I feel the young man's pain, but this is a sentiment that can be reasonably resisted.The Christian idea as I understand it is that by procreating, man participates in the divine creation of souls that have the capacity to share in the unending bliss of the divine life. Apart from the optional doctrine of predestination, souls are free to avoid hell. 

Admittedly, my somewhat glib answer leaves us with questions. One is this: if God wanted to manifest his super-eminent glory and  goodness, why didn't he create only angels? Why the need for this beautiful but horrifying meat grinder of a world? As Schopenhauer said, "The world is beautiful to behold, but terrible to be (a part of)." And as Kerouac asked, "How can one be clever in a meat grinder?' (Bang on the last link.)

Addendum

I wrote above  that Christianity blends motifs that are not obviously compatible. One is Platonic-Plotinian. The other is Jewish-Aristotelian. Brushing with broad strokes we can say the the first motif is other-worldly while the second is this-worldly.   

Theses motifs are pretty clearly in tension even if, in the end, they are not contradictory.

We find one indication of this tension in the Thomistic synthesis.
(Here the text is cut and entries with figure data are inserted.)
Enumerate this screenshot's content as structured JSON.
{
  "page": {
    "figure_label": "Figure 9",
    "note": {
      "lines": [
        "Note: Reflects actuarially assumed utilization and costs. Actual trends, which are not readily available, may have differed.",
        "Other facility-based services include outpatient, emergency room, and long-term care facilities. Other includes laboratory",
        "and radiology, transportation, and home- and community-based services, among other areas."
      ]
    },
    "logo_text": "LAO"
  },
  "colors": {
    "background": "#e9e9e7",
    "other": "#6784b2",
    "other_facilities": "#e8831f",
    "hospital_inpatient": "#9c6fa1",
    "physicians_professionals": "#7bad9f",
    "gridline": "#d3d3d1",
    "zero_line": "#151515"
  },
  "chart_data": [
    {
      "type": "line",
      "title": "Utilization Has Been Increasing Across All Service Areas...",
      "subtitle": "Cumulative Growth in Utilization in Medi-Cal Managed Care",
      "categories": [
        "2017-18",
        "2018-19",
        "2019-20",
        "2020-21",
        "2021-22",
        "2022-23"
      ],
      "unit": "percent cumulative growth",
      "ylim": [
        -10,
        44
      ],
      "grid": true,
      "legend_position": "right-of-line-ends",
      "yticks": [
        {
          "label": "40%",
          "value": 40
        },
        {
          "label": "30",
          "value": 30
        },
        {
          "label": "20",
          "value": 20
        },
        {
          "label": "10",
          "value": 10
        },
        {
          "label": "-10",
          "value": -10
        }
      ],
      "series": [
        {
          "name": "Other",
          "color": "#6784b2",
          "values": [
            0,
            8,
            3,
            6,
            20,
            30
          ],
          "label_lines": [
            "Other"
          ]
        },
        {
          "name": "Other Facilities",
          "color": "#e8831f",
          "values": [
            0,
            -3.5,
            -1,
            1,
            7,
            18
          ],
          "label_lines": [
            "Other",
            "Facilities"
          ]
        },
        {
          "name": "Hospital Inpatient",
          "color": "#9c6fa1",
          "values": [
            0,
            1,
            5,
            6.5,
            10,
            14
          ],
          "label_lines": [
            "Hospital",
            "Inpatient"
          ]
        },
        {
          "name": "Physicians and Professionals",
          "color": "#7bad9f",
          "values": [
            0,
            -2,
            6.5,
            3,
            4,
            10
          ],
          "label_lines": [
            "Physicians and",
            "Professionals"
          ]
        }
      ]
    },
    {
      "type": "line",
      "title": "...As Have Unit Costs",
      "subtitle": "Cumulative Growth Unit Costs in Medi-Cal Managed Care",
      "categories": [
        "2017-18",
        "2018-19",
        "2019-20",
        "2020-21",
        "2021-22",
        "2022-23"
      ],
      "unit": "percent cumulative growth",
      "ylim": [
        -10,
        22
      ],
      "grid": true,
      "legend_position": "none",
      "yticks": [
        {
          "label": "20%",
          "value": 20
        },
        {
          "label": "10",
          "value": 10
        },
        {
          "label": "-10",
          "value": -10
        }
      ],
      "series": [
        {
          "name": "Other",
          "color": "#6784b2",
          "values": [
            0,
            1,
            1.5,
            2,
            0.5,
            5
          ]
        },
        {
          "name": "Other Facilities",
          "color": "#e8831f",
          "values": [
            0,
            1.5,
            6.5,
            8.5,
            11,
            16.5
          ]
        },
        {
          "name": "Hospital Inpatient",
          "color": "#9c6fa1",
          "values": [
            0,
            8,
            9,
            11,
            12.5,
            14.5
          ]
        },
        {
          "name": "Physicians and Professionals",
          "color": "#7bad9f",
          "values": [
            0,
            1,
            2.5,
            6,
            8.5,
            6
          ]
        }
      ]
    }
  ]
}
Thomas adopts and extends Aristotle's hylomorphic constituent ontology according to which form and matter are not (primary) substances in their own right, but 'factors' or 'principles' invoked in the analysis of primary substances. Socrates, then, is a primary substance composed of substantial form and signate or designated  matter (materia signata). But the dude is also alive and conscious. So we have the formula: Anima forma corporis: the soul (life principle) is the form of the body. Soul is to body as form is to matter. This is anti-Platonic.  On the Platonic scheme a person is (identically) his soul, and his body is an accidental adjunct. If so, the death of my body is not the death of me. On the Aristotelian scheme, a person is a composite of two 'principles,' soul and body. If so, the death of my body is the death of me. Aristotelian forms are not substances in their own right. They are thus incapable of independent existence, existence apart from the thing of which they are the form.

Thomas adds a strange anti-Aristotelian twist in the case of humans: their souls, without ceasing to be forms, are capable of independent existence after the death of the human bodies of which they are the forms. For this and other reasons there is truth to the quip that Aquinas is an Aristotelian on earth but a Platonist in heaven.  Thomas makes this move because he must somehow secure the identity and continuance of souls after death as they await the Resurrection of the body. But then, at least for a time, human souls are substances in their own right.